Quelles précautions adopter lors de la prise de suppléments ?

Compte tenu des dangers que présente la consommation de créatine synthétique, il est nécessaire d’être vigilant. Qu’il s’agisse d’une prise à petite ou à grande quantité, de façon chronique ou à court terme. En ce sens, il est toujours préconisé de consulter un professionnel de santé qui prescrira la dose adaptée et surveillera les éventuels troubles.   

Une analyse anamnèse est aussi estimée essentielle avant la supplémentation. Il est ainsi facile de détecter les atteintes rénales et de prévenir les risques de dégradations éventuelles. Ces examens doivent être faits tous les 3 mois, durant la période de prise de la créatine. Tout trouble pathologique implique l’arrêt immédiat de la cure.

Qu’en pensent les autorités sanitaires ?

Afin de garantir un équilibre alimentaire et éviter les troubles liés à la prise des suppléments de créatine, l’Agence française de sécurité sanitaire des aliments a émis les avis suivants :

 – Il est important d’avoir une alimentation saine, équilibrée et diversifiée avec une hydratation appropriée aux besoins de l’individu. Cela doit se faire principalement selon les recommandations dites ANC (Apports Nutritionnels Conseillés) ;

 – La créatine doit principalement être apportée par l’alimentation ou produite par l’organisme. La supplémentation n’est donc pas indispensable ;

 – Sous supplémentations, la prise de poids et notamment de masse musculaire doit être de 3 % à 10 %.

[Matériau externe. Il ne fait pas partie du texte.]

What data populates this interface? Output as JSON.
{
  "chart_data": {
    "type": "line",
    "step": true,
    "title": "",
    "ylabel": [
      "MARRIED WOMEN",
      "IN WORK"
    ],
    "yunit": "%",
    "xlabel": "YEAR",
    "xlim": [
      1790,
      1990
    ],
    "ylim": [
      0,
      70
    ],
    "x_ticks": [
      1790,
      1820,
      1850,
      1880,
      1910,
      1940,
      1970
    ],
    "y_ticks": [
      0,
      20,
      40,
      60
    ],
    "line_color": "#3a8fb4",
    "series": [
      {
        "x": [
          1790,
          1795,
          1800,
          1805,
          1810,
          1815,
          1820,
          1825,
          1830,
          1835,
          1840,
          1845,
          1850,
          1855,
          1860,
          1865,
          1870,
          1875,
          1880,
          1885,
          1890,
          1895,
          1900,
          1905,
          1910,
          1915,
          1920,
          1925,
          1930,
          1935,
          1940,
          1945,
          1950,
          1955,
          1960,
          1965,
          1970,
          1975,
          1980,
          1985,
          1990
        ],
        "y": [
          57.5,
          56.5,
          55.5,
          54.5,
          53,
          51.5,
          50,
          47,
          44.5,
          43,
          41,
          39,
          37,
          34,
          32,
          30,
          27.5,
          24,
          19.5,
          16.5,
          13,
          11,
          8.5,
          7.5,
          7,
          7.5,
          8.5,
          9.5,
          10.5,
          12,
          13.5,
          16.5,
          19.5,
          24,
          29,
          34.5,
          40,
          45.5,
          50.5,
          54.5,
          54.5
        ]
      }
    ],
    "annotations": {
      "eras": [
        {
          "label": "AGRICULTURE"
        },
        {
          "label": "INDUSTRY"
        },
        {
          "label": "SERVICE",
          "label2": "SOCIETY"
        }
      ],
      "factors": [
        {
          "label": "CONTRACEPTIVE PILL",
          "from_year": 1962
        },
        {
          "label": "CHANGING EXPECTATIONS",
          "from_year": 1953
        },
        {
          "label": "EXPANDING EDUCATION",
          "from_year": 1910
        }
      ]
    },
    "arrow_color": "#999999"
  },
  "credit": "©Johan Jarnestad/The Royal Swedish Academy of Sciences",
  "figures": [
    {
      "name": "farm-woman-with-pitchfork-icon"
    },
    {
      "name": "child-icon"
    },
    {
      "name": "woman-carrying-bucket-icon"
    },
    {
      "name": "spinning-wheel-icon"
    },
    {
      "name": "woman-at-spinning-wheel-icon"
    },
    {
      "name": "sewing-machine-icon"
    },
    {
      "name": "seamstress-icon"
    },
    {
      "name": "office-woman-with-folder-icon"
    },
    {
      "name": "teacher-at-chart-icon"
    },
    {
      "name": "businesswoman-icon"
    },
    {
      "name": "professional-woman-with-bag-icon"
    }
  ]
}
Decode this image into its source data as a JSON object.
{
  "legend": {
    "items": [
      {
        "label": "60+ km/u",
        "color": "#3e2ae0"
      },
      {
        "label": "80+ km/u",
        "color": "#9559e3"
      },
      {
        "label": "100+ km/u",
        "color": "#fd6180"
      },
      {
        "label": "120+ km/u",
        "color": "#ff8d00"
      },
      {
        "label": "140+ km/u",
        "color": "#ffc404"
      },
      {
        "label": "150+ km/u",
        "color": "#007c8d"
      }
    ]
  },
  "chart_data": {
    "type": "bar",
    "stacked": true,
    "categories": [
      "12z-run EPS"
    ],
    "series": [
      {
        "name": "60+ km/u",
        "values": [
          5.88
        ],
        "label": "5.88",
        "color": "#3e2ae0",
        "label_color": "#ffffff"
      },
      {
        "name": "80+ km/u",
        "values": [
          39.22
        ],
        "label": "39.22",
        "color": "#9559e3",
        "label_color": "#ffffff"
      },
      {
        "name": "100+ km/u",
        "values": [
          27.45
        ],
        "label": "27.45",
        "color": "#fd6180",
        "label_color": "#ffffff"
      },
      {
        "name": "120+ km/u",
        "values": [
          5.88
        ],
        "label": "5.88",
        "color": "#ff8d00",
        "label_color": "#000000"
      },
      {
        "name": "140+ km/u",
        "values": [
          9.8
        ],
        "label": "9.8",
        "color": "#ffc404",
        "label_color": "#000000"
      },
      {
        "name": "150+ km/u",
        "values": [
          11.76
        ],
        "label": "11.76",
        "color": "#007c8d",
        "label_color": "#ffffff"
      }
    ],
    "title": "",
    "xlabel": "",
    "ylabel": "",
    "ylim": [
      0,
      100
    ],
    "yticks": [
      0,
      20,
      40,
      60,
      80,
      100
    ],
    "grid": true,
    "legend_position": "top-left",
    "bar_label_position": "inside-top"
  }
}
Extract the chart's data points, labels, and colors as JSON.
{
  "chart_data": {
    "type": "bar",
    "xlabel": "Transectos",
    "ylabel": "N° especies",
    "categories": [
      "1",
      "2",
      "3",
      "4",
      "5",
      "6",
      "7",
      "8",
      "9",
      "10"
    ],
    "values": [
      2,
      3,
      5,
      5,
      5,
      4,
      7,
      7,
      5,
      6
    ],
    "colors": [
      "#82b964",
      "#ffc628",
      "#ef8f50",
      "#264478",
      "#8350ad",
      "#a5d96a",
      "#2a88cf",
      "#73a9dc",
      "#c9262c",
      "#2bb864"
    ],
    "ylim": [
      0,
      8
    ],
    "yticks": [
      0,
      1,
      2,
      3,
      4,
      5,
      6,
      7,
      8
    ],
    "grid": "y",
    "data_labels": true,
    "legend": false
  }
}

Selon cet organisme, la prise d’un complément alimentaire à base de créatine pour le développement musculaire et la perte de poids est déconseillée chez :

 – Les sujets à risque de troubles cardiovasculaires ou souffrant d’une maladie hépatique, rénale ou neuropsychiatrique ;

 – Les enfants et adolescents ;

 – Les femmes enceintes et allaitantes.

De plus, l’association de complément alimentaire avec des médicaments est déconseillée.